シビリアンコントロールの崩壊を招いたのも安倍首相の責任
ようするに、陸自内にデータが残っていることが統合幕僚長に報告された翌日というタイミングで、防衛省の黒江事務次官と豊田官房長が安倍首相のもとに参じているのだ。そしてその後、防衛官僚を介して“非公表の方針”が決定されたことになる。
安倍首相は「陸自に残っていたということについて、事務次官と官房長から説明があったことはないとはっきり申し上げておきたい」と繰り返し否定したが、1月18日に黒江事務次官らが安倍首相に直接面会したのは、この陸自データ公表について相談をするためと考えるのが自然だろう。
それだけではない。陸自内の日報データの保管事実が報道によって明るみになったのは3月15日だが、首相動静を見ると、その前後にあたる3月3日と3月17日にやはり黒江次官が安倍首相と面会し、なんらかの話をしたのがわかる。
ようするに、安倍首相はこの日報隠蔽問題について、要所で黒江事務次官ら防衛省・自衛隊幹部から報告をうけて、対処方針を指示していたのではないか。さらに言えば、隠蔽疑惑が表面化した12月末より前、それこそ、布施氏による日報の開示請求がありながら無茶苦茶な屁理屈で駆け付け警護の新任務を自衛隊に付与した時期から、なんらかの形で安倍首相がこれに関与し、調整をはかっていたのではないか。そういう疑念が頭をもたげてくる。

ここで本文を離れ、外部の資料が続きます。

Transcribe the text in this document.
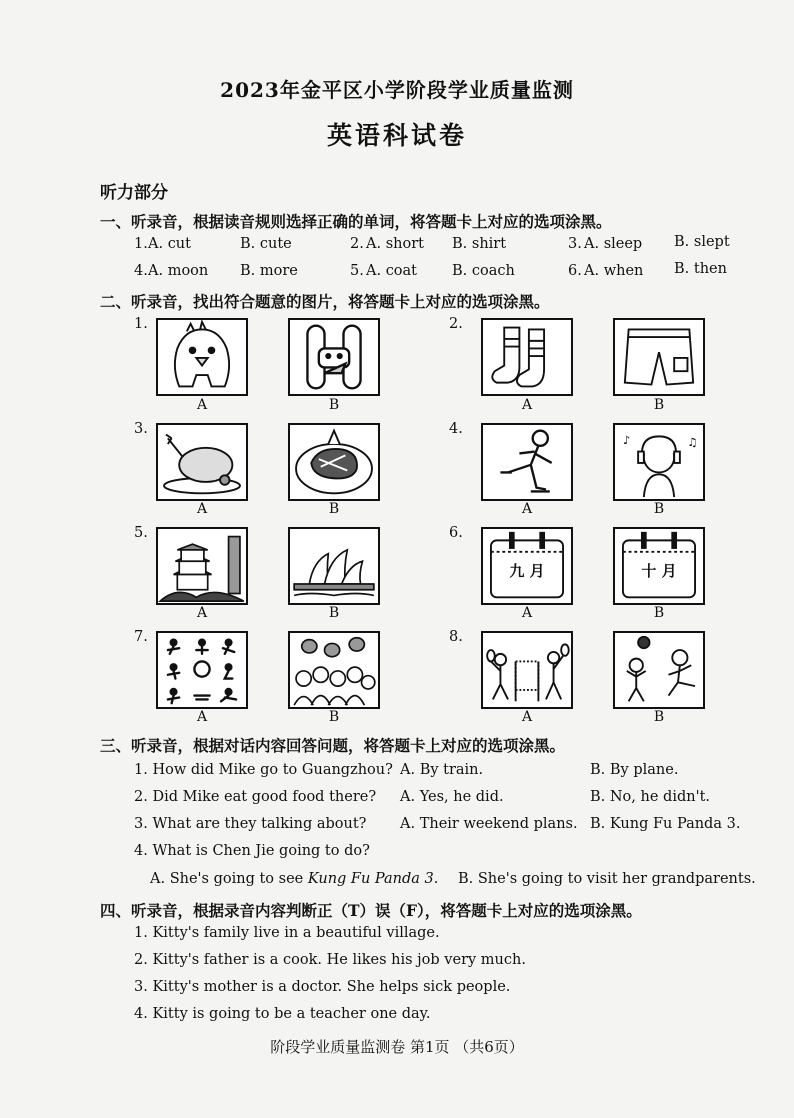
2023年金平区小学阶段学业质量监测
英语科试卷
听力部分
一、听录音，根据读音规则选择正确的单词，将答题卡上对应的选项涂黑。
1. A. cut	B. cute	2. A. short B. shirt	3. A. sleep B. slept
4. A. moon B. more	5. A. coat B. coach	6. A. when B. then
二、听录音，找出符合题意的图片，将答题卡上对应的选项涂黑。
1.
A	B
2.
A	B
3.
A	B
4.
A
♪	♫
B
5.
A	B
6.
九 月
A
十 月
B
7.
A	B
8.
A	B
三、听录音，根据对话内容回答问题，将答题卡上对应的选项涂黑。
1. How did Mike go to Guangzhou? A. By train.	B. By plane.
2. Did Mike eat good food there? A. Yes, he did.	B. No, he didn't.
3. What are they talking about? A. Their weekend plans. B. Kung Fu Panda 3.
4. What is Chen Jie going to do?
A. She's going to see Kung Fu Panda 3. B. She's going to visit her grandparents.
四、听录音，根据录音内容判断正（T）误（F），将答题卡上对应的选项涂黑。
1. Kitty's family live in a beautiful village.
2. Kitty's father is a cook. He likes his job very much.
3. Kitty's mother is a doctor. She helps sick people.
4. Kitty is going to be a teacher one day.
阶段学业质量监测卷 第1页 （共6页）
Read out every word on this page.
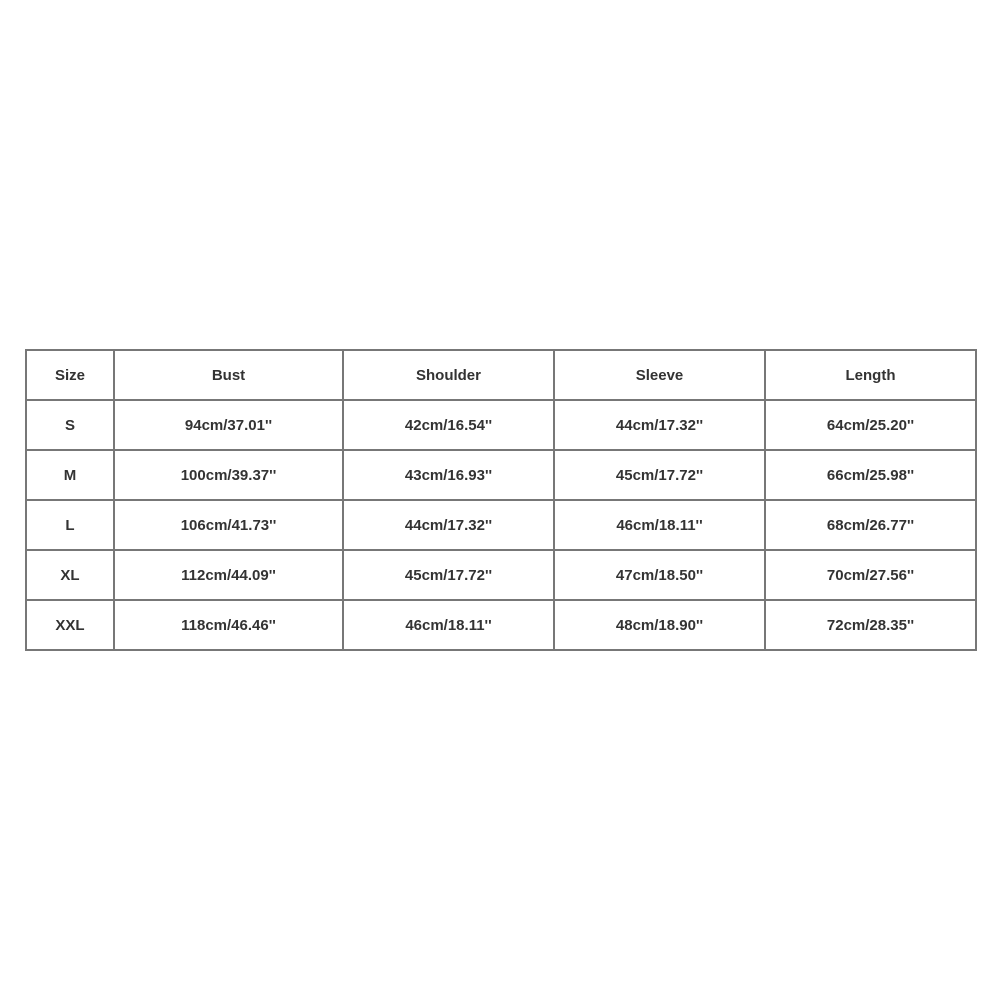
Size	Bust	Shoulder	Sleeve	Length
S	94cm/37.01''	42cm/16.54''	44cm/17.32''	64cm/25.20''
M	100cm/39.37''	43cm/16.93''	45cm/17.72''	66cm/25.98''
L	106cm/41.73''	44cm/17.32''	46cm/18.11''	68cm/26.77''
XL	112cm/44.09''	45cm/17.72''	47cm/18.50''	70cm/27.56''
XXL	118cm/46.46''	46cm/18.11''	48cm/18.90''	72cm/28.35''
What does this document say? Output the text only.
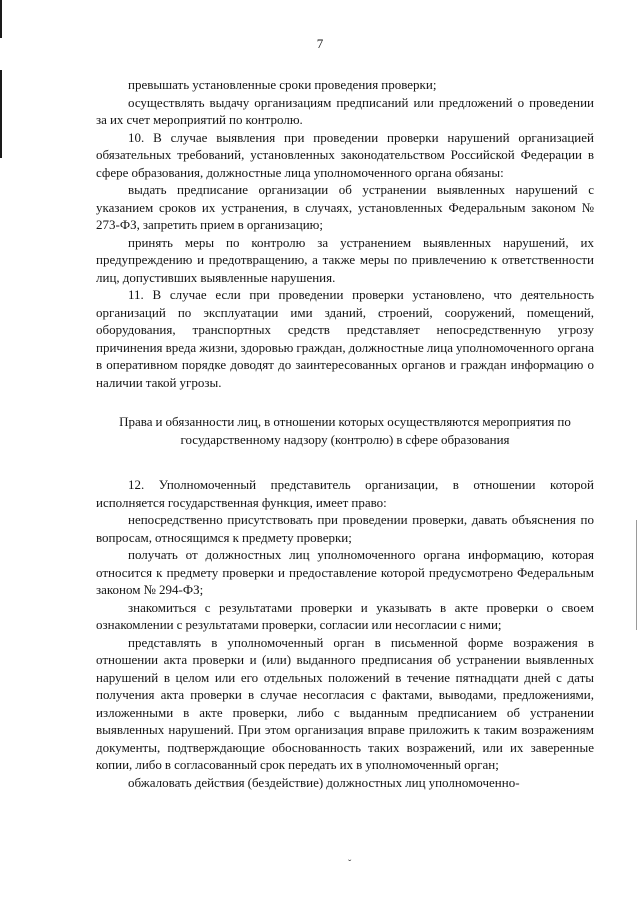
7

превышать установленные сроки проведения проверки;

осуществлять выдачу организациям предписаний или предложений о проведении за их счет мероприятий по контролю.

10. В случае выявления при проведении проверки нарушений организацией обязательных требований, установленных законодательством Российской Федерации в сфере образования, должностные лица уполномоченного органа обязаны:

выдать предписание организации об устранении выявленных нарушений с указанием сроков их устранения, в случаях, установленных Федеральным законом № 273-ФЗ, запретить прием в организацию;

принять меры по контролю за устранением выявленных нарушений, их предупреждению и предотвращению, а также меры по привлечению к ответственности лиц, допустивших выявленные нарушения.

11. В случае если при проведении проверки установлено, что деятельность организаций по эксплуатации ими зданий, строений, сооружений, помещений, оборудования, транспортных средств представляет непосредственную угрозу причинения вреда жизни, здоровью граждан, должностные лица уполномоченного органа в оперативном порядке доводят до заинтересованных органов и граждан информацию о наличии такой угрозы.

Права и обязанности лиц, в отношении которых осуществляются мероприятия по государственному надзору (контролю) в сфере образования

12. Уполномоченный представитель организации, в отношении которой исполняется государственная функция, имеет право:

непосредственно присутствовать при проведении проверки, давать объяснения по вопросам, относящимся к предмету проверки;

получать от должностных лиц уполномоченного органа информацию, которая относится к предмету проверки и предоставление которой предусмотрено Федеральным законом № 294-ФЗ;

знакомиться с результатами проверки и указывать в акте проверки о своем ознакомлении с результатами проверки, согласии или несогласии с ними;

представлять в уполномоченный орган в письменной форме возражения в отношении акта проверки и (или) выданного предписания об устранении выявленных нарушений в целом или его отдельных положений в течение пятнадцати дней с даты получения акта проверки в случае несогласия с фактами, выводами, предложениями, изложенными в акте проверки, либо с выданным предписанием об устранении выявленных нарушений. При этом организация вправе приложить к таким возражениям документы, подтверждающие обоснованность таких возражений, или их заверенные копии, либо в согласованный срок передать их в уполномоченный орган;

обжаловать действия (бездействие) должностных лиц уполномоченно-

ˇ
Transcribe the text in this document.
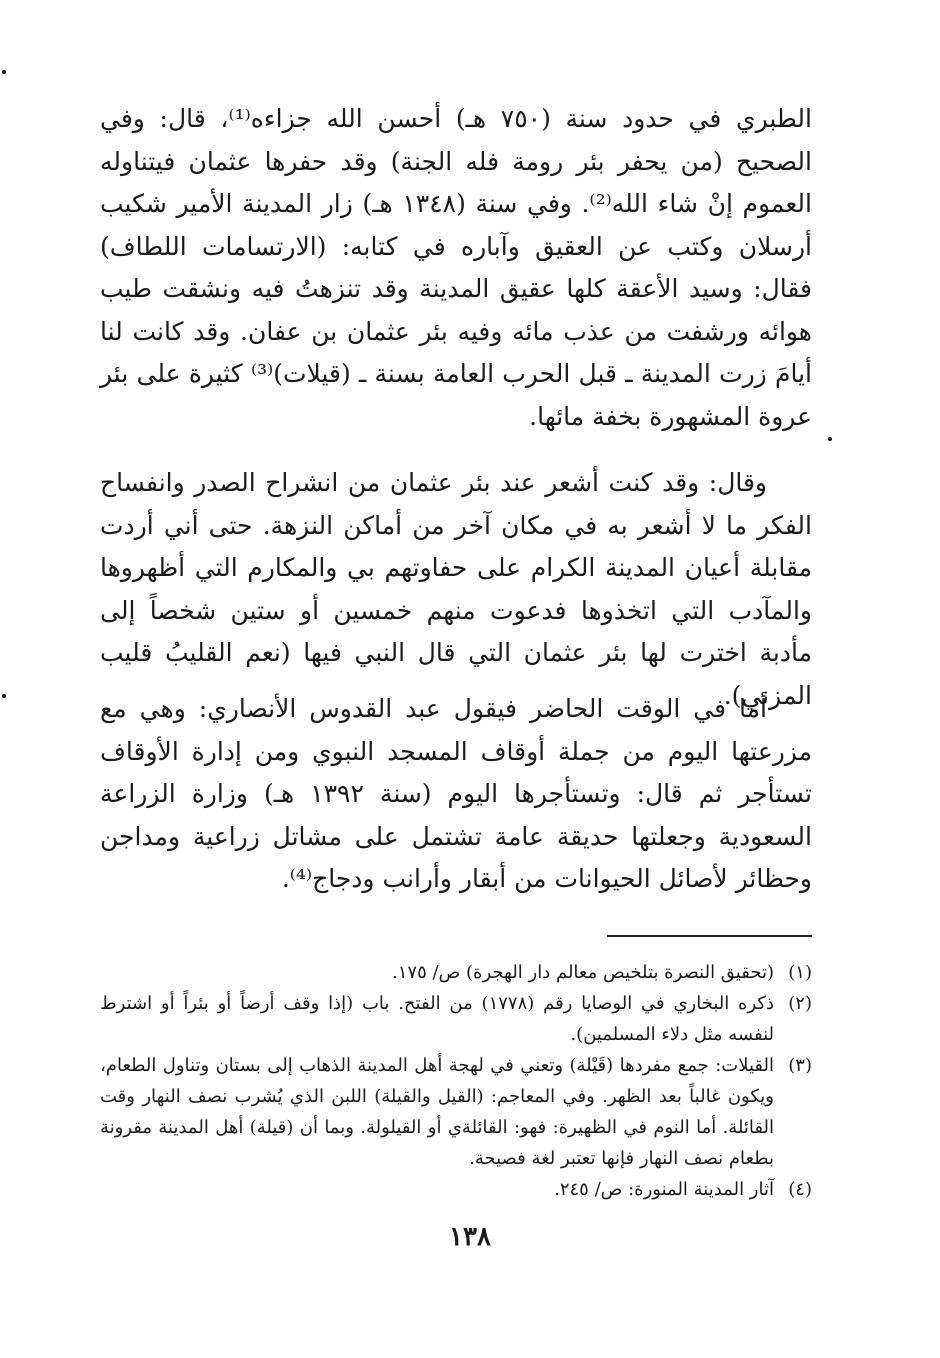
الطبري في حدود سنة (٧٥٠ هـ) أحسن الله جزاءه⁽¹⁾، قال: وفي الصحيح (من يحفر بئر رومة فله الجنة) وقد حفرها عثمان فيتناوله العموم إنْ شاء الله⁽²⁾. وفي سنة (١٣٤٨ هـ) زار المدينة الأمير شكيب أرسلان وكتب عن العقيق وآباره في كتابه: (الارتسامات اللطاف) فقال: وسيد الأعقة كلها عقيق المدينة وقد تنزهتُ فيه ونشقت طيب هوائه ورشفت من عذب مائه وفيه بئر عثمان بن عفان. وقد كانت لنا أيامَ زرت المدينة ـ قبل الحرب العامة بسنة ـ (قيلات)⁽³⁾ كثيرة على بئر عروة المشهورة بخفة مائها.

وقال: وقد كنت أشعر عند بئر عثمان من انشراح الصدر وانفساح الفكر ما لا أشعر به في مكان آخر من أماكن النزهة. حتى أني أردت مقابلة أعيان المدينة الكرام على حفاوتهم بي والمكارم التي أظهروها والمآدب التي اتخذوها فدعوت منهم خمسين أو ستين شخصاً إلى مأدبة اخترت لها بئر عثمان التي قال النبي فيها (نعم القليبُ قليب المزني).

أما في الوقت الحاضر فيقول عبد القدوس الأنصاري: وهي مع مزرعتها اليوم من جملة أوقاف المسجد النبوي ومن إدارة الأوقاف تستأجر ثم قال: وتستأجرها اليوم (سنة ١٣٩٢ هـ) وزارة الزراعة السعودية وجعلتها حديقة عامة تشتمل على مشاتل زراعية ومداجن وحظائر لأصائل الحيوانات من أبقار وأرانب ودجاج⁽⁴⁾.

(١)
(تحقيق النصرة بتلخيص معالم دار الهجرة) ص/ ١٧٥.
(٢)
ذكره البخاري في الوصايا رقم (١٧٧٨) من الفتح. باب (إذا وقف أرضاً أو بئراً أو اشترط لنفسه مثل دلاء المسلمين).
(٣)
القيلات: جمع مفردها (قَيْلة) وتعني في لهجة أهل المدينة الذهاب إلى بستان وتناول الطعام، ويكون غالباً بعد الظهر. وفي المعاجم: (القيل والقيلة) اللبن الذي يُشرب نصف النهار وقت القائلة. أما النوم في الظهيرة: فهو: القائلةي أو القيلولة. وبما أن (قيلة) أهل المدينة مقرونة بطعام نصف النهار فإنها تعتبر لغة فصيحة.
(٤)
آثار المدينة المنورة: ص/ ٢٤٥.
١٣٨
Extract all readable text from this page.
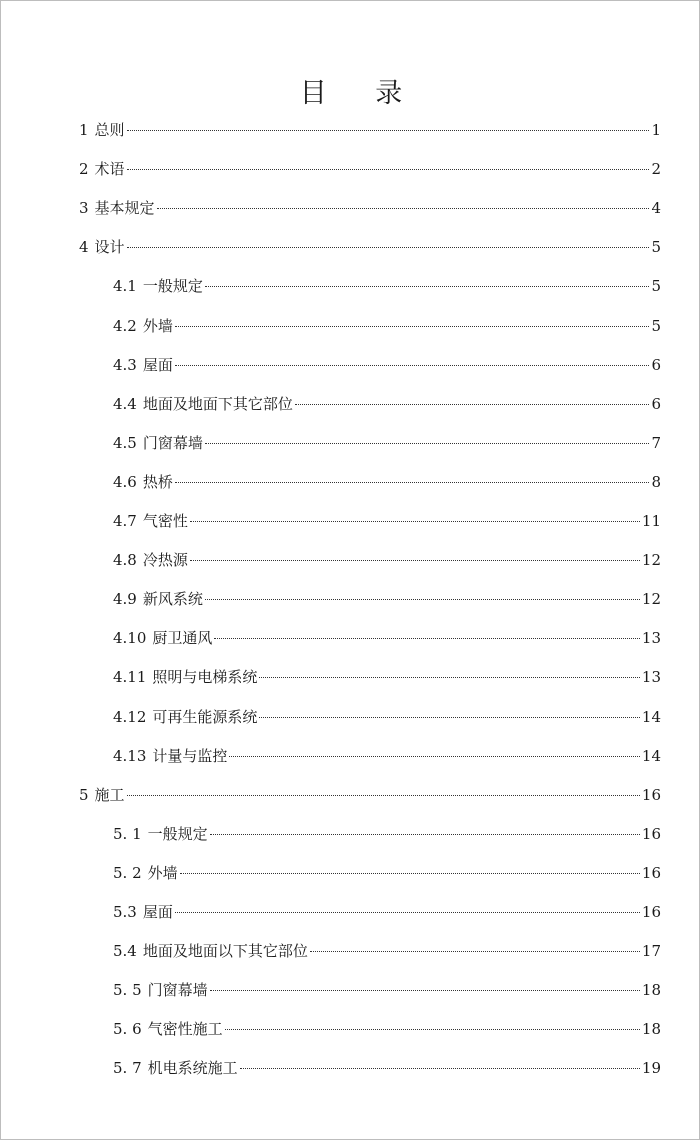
目 录
1 总则	1
2 术语	2
3 基本规定	4
4 设计	5
4.1 一般规定	5
4.2 外墙	5
4.3 屋面	6
4.4 地面及地面下其它部位	6
4.5 门窗幕墙	7
4.6 热桥	8
4.7 气密性	11
4.8 冷热源	12
4.9 新风系统	12
4.10 厨卫通风	13
4.11 照明与电梯系统	13
4.12 可再生能源系统	14
4.13 计量与监控	14
5 施工	16
5. 1 一般规定	16
5. 2 外墙	16
5.3 屋面	16
5.4 地面及地面以下其它部位	17
5. 5 门窗幕墙	18
5. 6 气密性施工	18
5. 7 机电系统施工	19
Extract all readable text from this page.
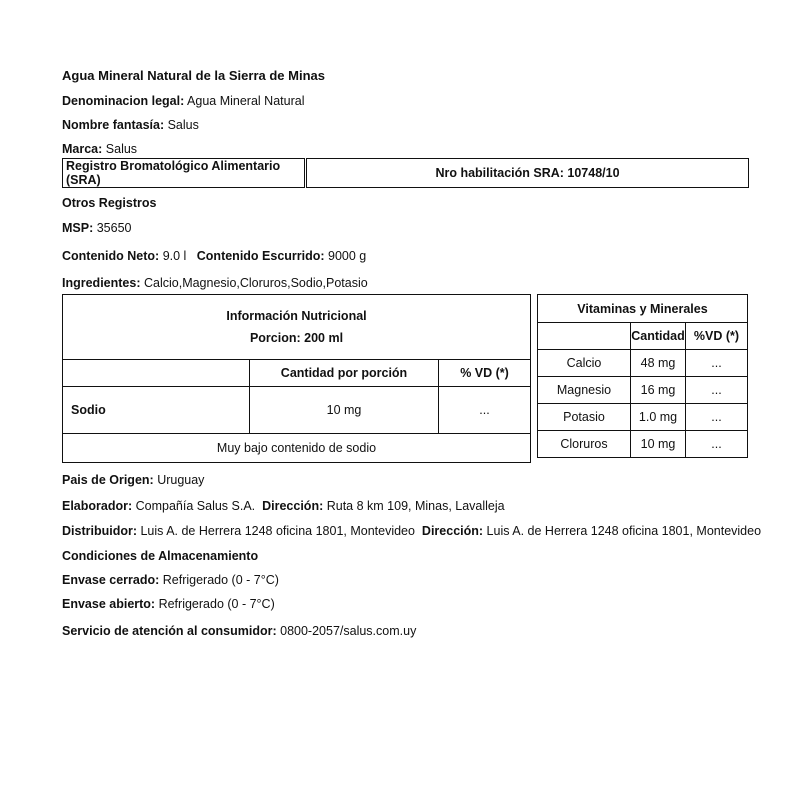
Agua Mineral Natural de la Sierra de Minas
Denominacion legal: Agua Mineral Natural
Nombre fantasía: Salus
Marca: Salus
Registro Bromatológico Alimentario (SRA)	Nro habilitación SRA: 10748/10
Otros Registros
MSP: 35650
Contenido Neto: 9.0 l Contenido Escurrido: 9000 g
Ingredientes: Calcio,Magnesio,Cloruros,Sodio,Potasio
Información Nutricional
Porcion: 200 ml		

	Cantidad por porción	% VD (*)
Sodio	10 mg	...
Muy bajo contenido de sodio		
Vitaminas y Minerales		
	Cantidad	%VD (*)
Calcio	48 mg	...
Magnesio	16 mg	...
Potasio	1.0 mg	...
Cloruros	10 mg	...
Pais de Origen: Uruguay
Elaborador: Compañía Salus S.A. Dirección: Ruta 8 km 109, Minas, Lavalleja
Distribuidor: Luis A. de Herrera 1248 oficina 1801, Montevideo Dirección: Luis A. de Herrera 1248 oficina 1801, Montevideo
Condiciones de Almacenamiento
Envase cerrado: Refrigerado (0 - 7°C)
Envase abierto: Refrigerado (0 - 7°C)
Servicio de atención al consumidor: 0800-2057/salus.com.uy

安倍首相は再三再四「ありえない」と強弁したが、否定の弁をただ繰り返すだけでは、潔白の証明にならないのはいうまでもない。笠井議員は昨日の閉会中審査で、稲田防衛相、黒江事務次官、豊田官房長、岡部陸幕長らの証人喚問を要求したが、真相を解明するためにもこれは急務だろう。
何度でも繰り返すが、これは防衛大臣や防衛省の問題でなく、安倍首相も含む政権政権ぐるみの隠蔽疑惑だ。また、自衛隊に対するガバナンス、シビリアンコントロールの不全が露見しているが、これも安倍首相に大きな責任がある。
この間、安倍一強を背景にこの国の民主主義をどんどん破壊してきた安倍首相だが、支持率が凋落し、求心力を失ったいまも、大混乱を引き起こし、別の意味で日本の民主主義を危機状況に陥れようとしているのだ。とにかく、国民は一刻も早くこの政権に引導を渡す必要がある。